Main Components of ECM

Fibrous structural proteins: Collagen and elastin give tensile strength and elasticity.
Adhesive glycoproteins: Fibronectin and laminin link matrix elements and cells.
Water-hydrated gels: Proteoglycans and hyaluronic acid offer resilience and lubrication.

Collagen

Collagen is the most abundant ECM protein, making up about 30% of the body's protein mass.
Over 30 collagen types exist; divided into fibrillar (fibril-forming) and nonfibrillar collagens.
Fibrillar collagens provide structural support; nonfibrillar collagens form flexible networks (e.g., type IV in basement membranes).
Collagen cross-linking increases with glycation, forming AGEs, contributing to vessel wall diseases and inflammation.
Osteogenesis imperfecta results from reduced type I collagen due to gene mutation.

Noncollagenous Proteins

Elastin provides elasticity and recoil in tissues like lungs and arteries.
Tropoelastin is elastin's soluble precursor; mutations or enzymatic digestion (e.g., by elastase) cause diseases like emphysema.
Fibrillin forms microfibrils for elastin deposition and is essential for ECM structural integrity.

Specialized Glycoproteins

Fibronectin: ECM and plasma glycoprotein involved in cell adhesion and migration, contains RGD sequence for integrin binding.
Laminin: Basement membrane glycoprotein, forms cross-shaped molecules, binds cells, collagen IV, and other ECM proteins via nidogen and perlecan.

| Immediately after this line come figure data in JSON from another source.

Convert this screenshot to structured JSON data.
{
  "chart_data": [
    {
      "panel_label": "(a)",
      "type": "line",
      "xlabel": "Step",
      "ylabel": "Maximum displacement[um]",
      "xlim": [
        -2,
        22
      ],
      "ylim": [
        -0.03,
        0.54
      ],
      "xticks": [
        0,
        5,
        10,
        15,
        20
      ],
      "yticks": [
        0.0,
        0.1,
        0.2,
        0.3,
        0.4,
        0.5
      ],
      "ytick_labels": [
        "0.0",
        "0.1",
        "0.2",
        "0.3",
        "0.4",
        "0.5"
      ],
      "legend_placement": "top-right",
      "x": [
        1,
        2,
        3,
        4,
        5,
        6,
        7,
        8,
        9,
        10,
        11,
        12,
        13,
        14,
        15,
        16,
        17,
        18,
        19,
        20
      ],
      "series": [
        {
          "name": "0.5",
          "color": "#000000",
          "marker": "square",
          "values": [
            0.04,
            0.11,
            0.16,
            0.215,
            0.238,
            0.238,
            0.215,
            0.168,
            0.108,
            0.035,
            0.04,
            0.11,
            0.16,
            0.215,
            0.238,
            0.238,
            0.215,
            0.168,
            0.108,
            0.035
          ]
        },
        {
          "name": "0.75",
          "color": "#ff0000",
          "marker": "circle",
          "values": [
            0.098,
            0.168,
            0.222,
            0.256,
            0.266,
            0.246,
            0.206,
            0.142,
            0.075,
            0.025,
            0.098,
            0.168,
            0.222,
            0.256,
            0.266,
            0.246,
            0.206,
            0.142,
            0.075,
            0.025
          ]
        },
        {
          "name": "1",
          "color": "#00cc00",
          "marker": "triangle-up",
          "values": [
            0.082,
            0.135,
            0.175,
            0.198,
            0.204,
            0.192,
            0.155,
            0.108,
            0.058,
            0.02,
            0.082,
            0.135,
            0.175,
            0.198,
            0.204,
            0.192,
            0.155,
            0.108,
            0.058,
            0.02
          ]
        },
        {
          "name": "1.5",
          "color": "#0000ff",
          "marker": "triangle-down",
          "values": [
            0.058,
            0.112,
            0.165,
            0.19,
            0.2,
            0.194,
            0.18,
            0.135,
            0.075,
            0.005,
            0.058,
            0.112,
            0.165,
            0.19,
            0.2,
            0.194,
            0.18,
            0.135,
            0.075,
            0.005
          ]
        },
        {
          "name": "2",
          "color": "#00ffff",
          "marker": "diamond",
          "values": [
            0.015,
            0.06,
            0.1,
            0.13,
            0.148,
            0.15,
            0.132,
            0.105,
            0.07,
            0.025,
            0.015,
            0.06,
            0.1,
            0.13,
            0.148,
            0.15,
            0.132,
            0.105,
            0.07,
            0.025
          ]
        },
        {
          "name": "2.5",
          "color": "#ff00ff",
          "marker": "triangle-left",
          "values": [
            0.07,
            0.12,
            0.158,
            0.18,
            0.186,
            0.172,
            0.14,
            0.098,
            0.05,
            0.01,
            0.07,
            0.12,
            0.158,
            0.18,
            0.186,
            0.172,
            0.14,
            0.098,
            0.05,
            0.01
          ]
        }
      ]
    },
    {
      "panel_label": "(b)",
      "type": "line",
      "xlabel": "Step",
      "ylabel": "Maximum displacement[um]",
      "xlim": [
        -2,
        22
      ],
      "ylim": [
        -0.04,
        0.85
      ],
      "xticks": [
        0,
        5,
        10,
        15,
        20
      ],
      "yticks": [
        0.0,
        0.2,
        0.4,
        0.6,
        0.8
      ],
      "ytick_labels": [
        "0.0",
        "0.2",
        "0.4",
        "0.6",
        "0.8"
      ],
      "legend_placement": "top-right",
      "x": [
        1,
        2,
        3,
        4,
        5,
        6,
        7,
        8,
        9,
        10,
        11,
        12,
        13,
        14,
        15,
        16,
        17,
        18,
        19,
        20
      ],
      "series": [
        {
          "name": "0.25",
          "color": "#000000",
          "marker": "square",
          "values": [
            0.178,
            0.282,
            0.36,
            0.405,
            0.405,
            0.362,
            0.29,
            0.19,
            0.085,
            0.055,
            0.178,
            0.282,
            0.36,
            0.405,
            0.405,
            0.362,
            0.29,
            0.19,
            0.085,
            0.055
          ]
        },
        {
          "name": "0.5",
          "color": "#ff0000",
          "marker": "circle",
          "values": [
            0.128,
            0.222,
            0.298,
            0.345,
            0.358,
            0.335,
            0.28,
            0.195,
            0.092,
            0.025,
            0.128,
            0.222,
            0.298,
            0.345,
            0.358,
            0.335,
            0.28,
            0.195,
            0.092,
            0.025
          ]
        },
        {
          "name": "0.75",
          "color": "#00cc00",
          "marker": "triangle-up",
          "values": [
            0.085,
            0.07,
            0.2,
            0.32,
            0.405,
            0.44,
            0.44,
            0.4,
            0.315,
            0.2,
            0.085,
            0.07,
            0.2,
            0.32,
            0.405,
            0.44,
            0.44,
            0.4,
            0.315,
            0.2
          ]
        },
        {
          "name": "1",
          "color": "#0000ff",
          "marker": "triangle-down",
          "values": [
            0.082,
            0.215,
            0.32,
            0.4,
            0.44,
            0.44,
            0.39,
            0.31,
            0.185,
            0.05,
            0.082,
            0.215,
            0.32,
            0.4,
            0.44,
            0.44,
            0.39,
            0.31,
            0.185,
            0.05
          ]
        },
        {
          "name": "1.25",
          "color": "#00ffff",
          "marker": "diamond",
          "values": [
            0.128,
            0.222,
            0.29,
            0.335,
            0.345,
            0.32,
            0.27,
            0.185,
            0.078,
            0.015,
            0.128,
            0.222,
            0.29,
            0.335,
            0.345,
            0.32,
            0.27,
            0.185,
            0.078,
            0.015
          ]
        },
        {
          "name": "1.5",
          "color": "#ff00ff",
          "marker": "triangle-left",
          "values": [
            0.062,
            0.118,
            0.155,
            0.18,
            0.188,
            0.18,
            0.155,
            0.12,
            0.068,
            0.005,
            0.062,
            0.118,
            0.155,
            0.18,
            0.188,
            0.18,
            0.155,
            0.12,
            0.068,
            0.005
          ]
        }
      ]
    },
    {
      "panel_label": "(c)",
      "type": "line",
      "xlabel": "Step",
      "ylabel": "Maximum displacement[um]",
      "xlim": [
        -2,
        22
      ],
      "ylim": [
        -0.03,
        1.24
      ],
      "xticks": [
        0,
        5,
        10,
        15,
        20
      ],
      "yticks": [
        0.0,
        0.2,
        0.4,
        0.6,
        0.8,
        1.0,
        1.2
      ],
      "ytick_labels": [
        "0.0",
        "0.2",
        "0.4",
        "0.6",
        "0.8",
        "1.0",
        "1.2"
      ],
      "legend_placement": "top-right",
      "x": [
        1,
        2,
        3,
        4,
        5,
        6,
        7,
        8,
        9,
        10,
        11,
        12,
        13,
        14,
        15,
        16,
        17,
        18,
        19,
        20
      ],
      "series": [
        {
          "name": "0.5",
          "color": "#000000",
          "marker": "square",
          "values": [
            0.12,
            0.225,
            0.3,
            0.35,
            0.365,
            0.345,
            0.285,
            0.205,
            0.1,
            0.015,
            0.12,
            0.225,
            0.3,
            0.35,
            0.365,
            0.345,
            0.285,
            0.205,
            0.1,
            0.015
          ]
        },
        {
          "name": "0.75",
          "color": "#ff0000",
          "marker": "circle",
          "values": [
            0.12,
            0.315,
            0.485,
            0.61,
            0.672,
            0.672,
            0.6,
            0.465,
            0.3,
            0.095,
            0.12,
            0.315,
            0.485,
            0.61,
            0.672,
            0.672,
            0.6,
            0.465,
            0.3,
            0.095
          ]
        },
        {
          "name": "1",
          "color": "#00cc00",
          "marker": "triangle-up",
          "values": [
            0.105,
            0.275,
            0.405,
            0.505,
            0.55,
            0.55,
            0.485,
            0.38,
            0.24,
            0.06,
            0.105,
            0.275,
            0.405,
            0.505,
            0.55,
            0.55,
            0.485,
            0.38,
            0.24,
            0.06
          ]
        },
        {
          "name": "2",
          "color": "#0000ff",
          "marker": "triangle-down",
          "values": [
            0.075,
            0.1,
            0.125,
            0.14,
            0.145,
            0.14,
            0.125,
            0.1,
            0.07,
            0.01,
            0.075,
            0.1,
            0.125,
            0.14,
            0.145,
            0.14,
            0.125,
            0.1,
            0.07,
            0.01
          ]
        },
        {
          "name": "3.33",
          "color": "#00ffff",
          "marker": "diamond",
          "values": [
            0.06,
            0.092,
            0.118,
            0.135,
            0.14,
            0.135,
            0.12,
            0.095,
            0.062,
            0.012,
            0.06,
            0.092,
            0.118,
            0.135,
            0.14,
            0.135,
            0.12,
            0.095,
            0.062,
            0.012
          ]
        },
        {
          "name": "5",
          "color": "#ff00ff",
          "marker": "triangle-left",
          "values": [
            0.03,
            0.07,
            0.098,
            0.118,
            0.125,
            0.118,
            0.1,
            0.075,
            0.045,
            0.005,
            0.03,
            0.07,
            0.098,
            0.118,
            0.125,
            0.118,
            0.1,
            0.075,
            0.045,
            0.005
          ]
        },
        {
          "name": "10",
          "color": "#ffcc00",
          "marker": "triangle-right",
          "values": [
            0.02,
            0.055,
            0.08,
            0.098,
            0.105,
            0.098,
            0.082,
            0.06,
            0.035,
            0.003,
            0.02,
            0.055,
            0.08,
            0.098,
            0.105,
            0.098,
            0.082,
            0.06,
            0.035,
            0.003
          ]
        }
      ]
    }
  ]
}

Proteoglycans and Glycosaminoglycans (GAGs)

Proteoglycans consist of core proteins with covalently bound GAGs, forming hydrated gel matrices.
GAGs are long, linear polysaccharides with repeating disaccharide units, often sulfated or acetylated.
Aggrecan in cartilage provides rigidity and structural support via association with hyaluronic acid and link proteins.
Proteoglycans are degraded in lysosomes by proteases and hydrolases.

Key Terms & Definitions

ECM (Extracellular Matrix) — Non-cellular network of macromolecules surrounding and supporting cells.
Collagen — Main structural ECM protein, provides strength.
Elastin — Protein enabling tissue elasticity and recoil.
Fibronectin — Adhesive glycoprotein linking ECM components and cells.
Laminin — Basement membrane glycoprotein linking cells and ECM.
Proteoglycan — Core protein with GAG side chains, forms hydrated ECM gel.
Glycosaminoglycan (GAG) — Linear polysaccharide, component of proteoglycans.
AGE (Advanced Glycation End Product) — Cross-linked proteins increased by glycation, linked to pathology.

Action Items / Next Steps

Review the types and functions of ECM components.
Study diseases associated with ECM protein mutations (e.g., osteogenesis imperfecta, Goodpasture's syndrome).
Prepare for discussion on ECM remodeling and clinical implications.